COS 19-9
Tracking the fate of Arctic carbon: Will Arctic shrub expansion result in a loss or gain of soil carbon?

Monday, August 10, 2015: 4:20 PM
348, Baltimore Convention Center
Laurel Lynch, Natural Resource Ecology Laboratory, Colorado State University, Fort Collins, CO
Megan Machmuller, Natural Resource Ecology Laboratory, Colorado State University, Fort Collins, CO
Matthew Wallenstein, ESS, Colorado State University, Fort Collins, CO
M. Francesca Cotrufo, Natural Resource Ecology Laboratory, Colorado State University, Fort Collins, CO
Eldor Paul, Colorado State University, Fort Collins, CO

Northern circumpolar soils cover 16% of the total land surface area yet account for nearly 50% of the estimated global organic carbon (C) pool. Unprecedented rates of warming may convert the Arctic from a net sink to net source of atmospheric C as soil organic matter (SOM) decomposes more rapidly. Additionally, the abundance of woody shrubs is projected to increase as the climate warms, potentially increasing the total amount of labile C added to the system. Our ability to predict the response of arctic C cycling is limited by significant uncertainties in our understanding of processes that may counteract or enhance SOM loss and how this may vary with vegetation shifts. Our research objective is to improve our mechanistic understanding of the effects of labile C inputs into Arctic tundra soils. We added isotopically enriched 13C-glucose to soils dominated by two dominant arctic vegetation: Betula nana, a woody dwarf birch species, and Eriophorum vaginatum, a ubiquitous tussock-forming sedge. We hypothesized labile C additions would stimulate loss of native SOM from soils under Betula nana vegetation more than Eirophorum vaginatum. We measured 13CO2 efflux within the first two weeks and one month following C additions. We will measure 13C-glucose incorporation to microbial biomass using chloroform direct fumigation and will trace the remainder of our label into soil pore space, heavy, and light soil fractions using GC-IRMS and solid-state 13C-NMR following SPT density flotation.

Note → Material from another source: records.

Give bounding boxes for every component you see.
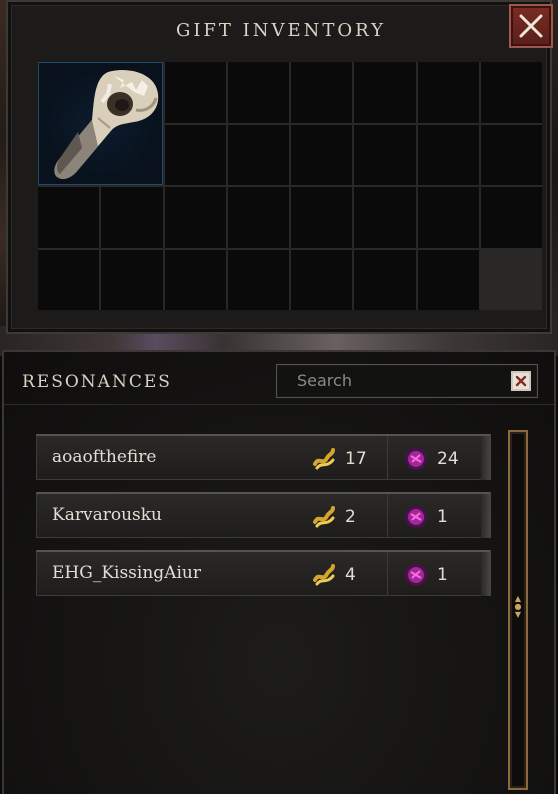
inventory-slot[interactable]	[291, 124, 353, 185]
gift-inventory-panel: GIFT INVENTORY	[6, 0, 553, 334]
resonance-row[interactable]: aoaofthefire 17 24	[36, 434, 491, 480]
inventory-slot[interactable]	[164, 249, 226, 310]
inventory-slot[interactable]	[227, 124, 289, 185]
search-input[interactable]: Search	[276, 364, 538, 398]
inventory-slot[interactable]	[417, 249, 479, 310]
column-separator	[387, 552, 388, 596]
bird-skull-icon	[54, 70, 159, 179]
inventory-slot[interactable]	[480, 124, 542, 185]
inventory-slot[interactable]	[164, 124, 226, 185]
obsidian-resonance: 24	[403, 444, 459, 474]
obsidian-count: 1	[437, 507, 448, 527]
row-end-cap	[481, 552, 491, 596]
gold-resonance: 4	[311, 560, 356, 590]
inventory-slot[interactable]	[164, 187, 226, 248]
gift-inventory-title: GIFT INVENTORY	[175, 20, 387, 41]
inventory-slot[interactable]	[354, 62, 416, 123]
column-separator	[387, 436, 388, 480]
column-separator	[387, 494, 388, 538]
inventory-slot[interactable]	[38, 249, 100, 310]
obsidian-resonance-icon	[405, 448, 427, 470]
resonance-row[interactable]: Karvarousku 2 1	[36, 492, 491, 538]
resonances-title: RESONANCES	[22, 372, 172, 392]
gold-count: 4	[345, 565, 356, 585]
inventory-grid	[38, 62, 542, 310]
inventory-slot[interactable]	[291, 249, 353, 310]
player-name: EHG_KissingAiur	[52, 563, 201, 583]
inventory-slot[interactable]	[480, 62, 542, 123]
golden-resonance-icon	[313, 564, 335, 586]
inventory-slot[interactable]	[291, 62, 353, 123]
resonances-panel: RESONANCES Search aoaofthefire 17 24 Kar…	[2, 350, 556, 794]
obsidian-resonance-icon	[405, 564, 427, 586]
scroll-down-arrow-icon: ▼	[514, 610, 522, 619]
gold-count: 17	[345, 449, 367, 469]
gold-resonance: 2	[311, 502, 356, 532]
divider	[4, 404, 554, 405]
inventory-slot[interactable]	[227, 187, 289, 248]
gold-count: 2	[345, 507, 356, 527]
inventory-slot[interactable]	[480, 187, 542, 248]
scrollbar-handle[interactable]: ▲ ● ▼	[514, 592, 522, 622]
close-button[interactable]	[509, 4, 553, 48]
scrollbar[interactable]: ▲ ● ▼	[508, 430, 528, 790]
inventory-slot[interactable]	[417, 124, 479, 185]
clear-icon	[515, 375, 527, 387]
inventory-slot[interactable]	[227, 249, 289, 310]
inventory-slot[interactable]	[354, 187, 416, 248]
row-end-cap	[481, 494, 491, 538]
obsidian-count: 1	[437, 565, 448, 585]
inventory-slot[interactable]	[417, 62, 479, 123]
obsidian-resonance: 1	[403, 502, 448, 532]
gold-resonance: 17	[311, 444, 367, 474]
inventory-slot[interactable]	[101, 187, 163, 248]
row-end-cap	[481, 436, 491, 480]
inventory-slot[interactable]	[101, 249, 163, 310]
close-icon	[519, 14, 543, 38]
obsidian-resonance: 1	[403, 560, 448, 590]
inventory-slot[interactable]	[291, 187, 353, 248]
search-clear-button[interactable]	[511, 371, 531, 391]
player-name: aoaofthefire	[52, 447, 157, 467]
player-name: Karvarousku	[52, 505, 162, 525]
search-placeholder: Search	[297, 371, 352, 390]
inventory-slot[interactable]	[417, 187, 479, 248]
golden-resonance-icon	[313, 448, 335, 470]
inventory-slot[interactable]	[227, 62, 289, 123]
inventory-slot[interactable]	[354, 124, 416, 185]
obsidian-count: 24	[437, 449, 459, 469]
inventory-slot[interactable]	[354, 249, 416, 310]
inventory-item-slot[interactable]	[38, 62, 163, 185]
golden-resonance-icon	[313, 506, 335, 528]
resonance-list: aoaofthefire 17 24 Karvarousku 2 1 EHG_K…	[36, 434, 491, 608]
inventory-slot[interactable]	[164, 62, 226, 123]
resonance-row[interactable]: EHG_KissingAiur 4 1	[36, 550, 491, 596]
obsidian-resonance-icon	[405, 506, 427, 528]
inventory-slot[interactable]	[38, 187, 100, 248]
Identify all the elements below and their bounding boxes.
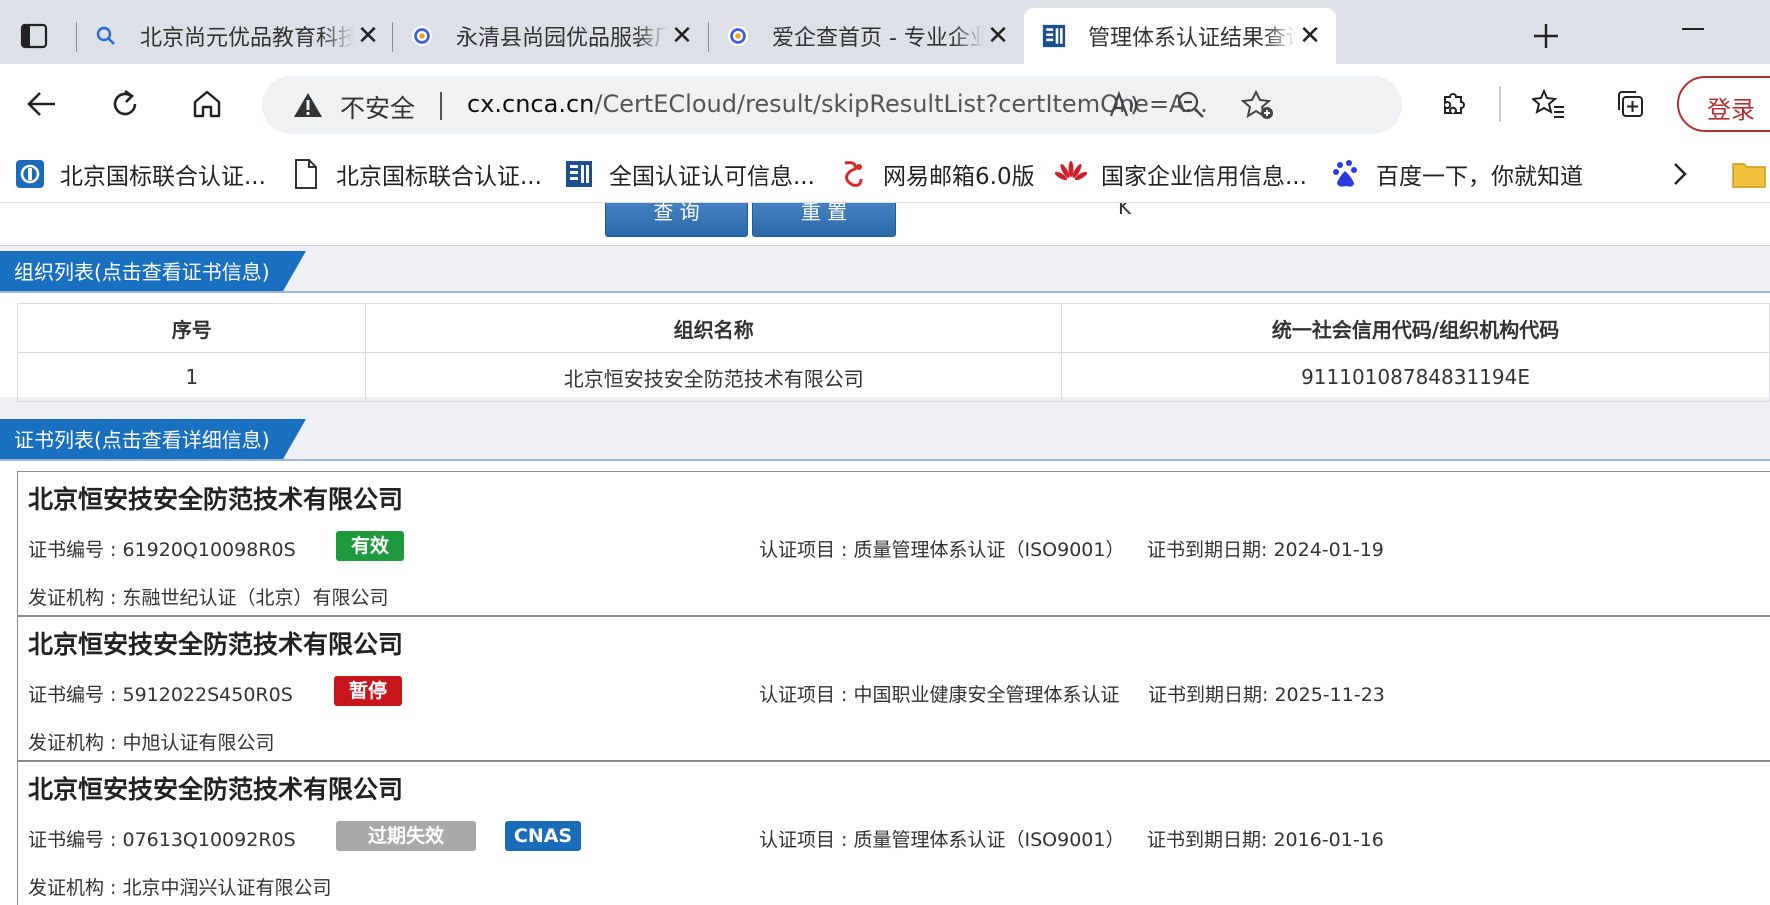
bjgb-icon bbox=[14, 158, 46, 190]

Preliminary results indicate greater respiration and 13C-glucose utilization by E. vaginatum with no short-term native SOM loss by either vegetation type. Overall, only ~10% of 13C-glucose was measured in CO2 efflux, and no priming was observed beneath either vegetation type. Our 13COefflux results suggest new inputs of labile carbon will not result in an immediate destabilization of native soil organic matter. Our future plans are to track the remaining C into soil pools and microbial biomass.